Quindi difendere i cristiani significa difendere la stabilità del Medio Oriente?
R. – La stabilità e l’equilibrio. Questi Paesi sono a maggioranza musulmani, ma la presenza cristiana è sempre stata una presenza che portava un momento di equilibrio perché la vita della Chiesa è volta soprattutto a cercare la gloria di Dio, ma soprattutto a manifestarla nel servizio ai fratelli e questa è una caratteristica cristiana che si caratterizza in Paesi a maggioranza musulmana e che si manifesta anche come un momento di equilibrio sociale per tutto il Paese.

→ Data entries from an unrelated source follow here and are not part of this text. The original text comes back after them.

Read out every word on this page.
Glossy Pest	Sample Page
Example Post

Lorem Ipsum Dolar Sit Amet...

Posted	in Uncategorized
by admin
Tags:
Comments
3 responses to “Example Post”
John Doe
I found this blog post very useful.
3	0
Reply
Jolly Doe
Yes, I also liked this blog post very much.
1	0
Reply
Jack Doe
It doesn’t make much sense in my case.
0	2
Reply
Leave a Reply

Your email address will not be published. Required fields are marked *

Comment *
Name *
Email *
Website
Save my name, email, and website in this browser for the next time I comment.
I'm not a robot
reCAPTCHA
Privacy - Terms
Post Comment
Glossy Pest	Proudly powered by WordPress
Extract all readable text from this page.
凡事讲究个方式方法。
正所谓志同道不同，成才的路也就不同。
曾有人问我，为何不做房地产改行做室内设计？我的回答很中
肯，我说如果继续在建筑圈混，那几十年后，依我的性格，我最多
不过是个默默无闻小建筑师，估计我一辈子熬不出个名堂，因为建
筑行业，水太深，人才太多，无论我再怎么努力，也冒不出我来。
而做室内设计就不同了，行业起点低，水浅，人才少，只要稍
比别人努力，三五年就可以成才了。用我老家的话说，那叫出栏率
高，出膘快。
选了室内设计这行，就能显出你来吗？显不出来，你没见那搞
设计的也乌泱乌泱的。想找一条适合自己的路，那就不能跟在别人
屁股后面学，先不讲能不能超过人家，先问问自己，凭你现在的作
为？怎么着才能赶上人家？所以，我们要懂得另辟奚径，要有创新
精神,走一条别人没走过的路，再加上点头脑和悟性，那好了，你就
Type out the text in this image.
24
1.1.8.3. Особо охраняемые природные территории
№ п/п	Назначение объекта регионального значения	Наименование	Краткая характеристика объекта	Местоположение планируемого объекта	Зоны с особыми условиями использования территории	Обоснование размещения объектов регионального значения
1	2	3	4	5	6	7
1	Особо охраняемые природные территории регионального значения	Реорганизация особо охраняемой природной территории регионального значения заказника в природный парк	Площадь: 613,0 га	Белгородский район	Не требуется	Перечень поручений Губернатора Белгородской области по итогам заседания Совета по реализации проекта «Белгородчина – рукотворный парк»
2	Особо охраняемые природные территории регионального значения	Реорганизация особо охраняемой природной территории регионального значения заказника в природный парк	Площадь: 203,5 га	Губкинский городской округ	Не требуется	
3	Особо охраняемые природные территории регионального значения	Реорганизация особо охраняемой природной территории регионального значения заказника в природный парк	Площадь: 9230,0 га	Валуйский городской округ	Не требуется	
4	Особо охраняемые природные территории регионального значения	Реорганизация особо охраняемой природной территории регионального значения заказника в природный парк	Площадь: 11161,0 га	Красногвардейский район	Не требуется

I cristiani possono fare ritorno in alcuni territori ma c’è sempre il timore di nuove persecuzioni?
R. – Devo dire che il ritorno dei cristiani in alcuni casi si sta realizzando, soprattutto a Qaraqosh, nel Kurdistan iracheno, e c’è anche qualche piccolo segnale anche a Mosul. Ma ovviamente si tratta di movimenti per ora molto piccoli. A Qaraqosh, per esempio, so che sono tornati i siro-cattolici. Qaraqosh è la loro città principale.
C’è anche bisogno di uno sforzo per dare pieni diritti civili ai cristiani in alcuni Paesi del Medio Oriente che ancora non li concedono?
R. – Certamente, è quello che i nostri pastori orientali hanno manifestato tante volte e anche il Santo Padre lo ha espresso in alcuni suoi discorsi. I cristiani non sono cittadini per concessione, per misericordia, per tolleranza: vogliono essere cittadini a pieno titolo. In tutti questi Paesi, pur essendo piccole realtà dal punto di vista numerico, amano la loro patria e contribuiscono al benessere e all’elevazione sociale di tutta la popolazione. E lo vediamo in tanti Paesi attraverso i missionari, cioè i sacerdoti delle diverse Chiese, e poi attraverso le religiose e i laici. Vediamo anche un impegno da parte della comunità cattolica del mondo attraverso le opere di aiuto a queste Chiese.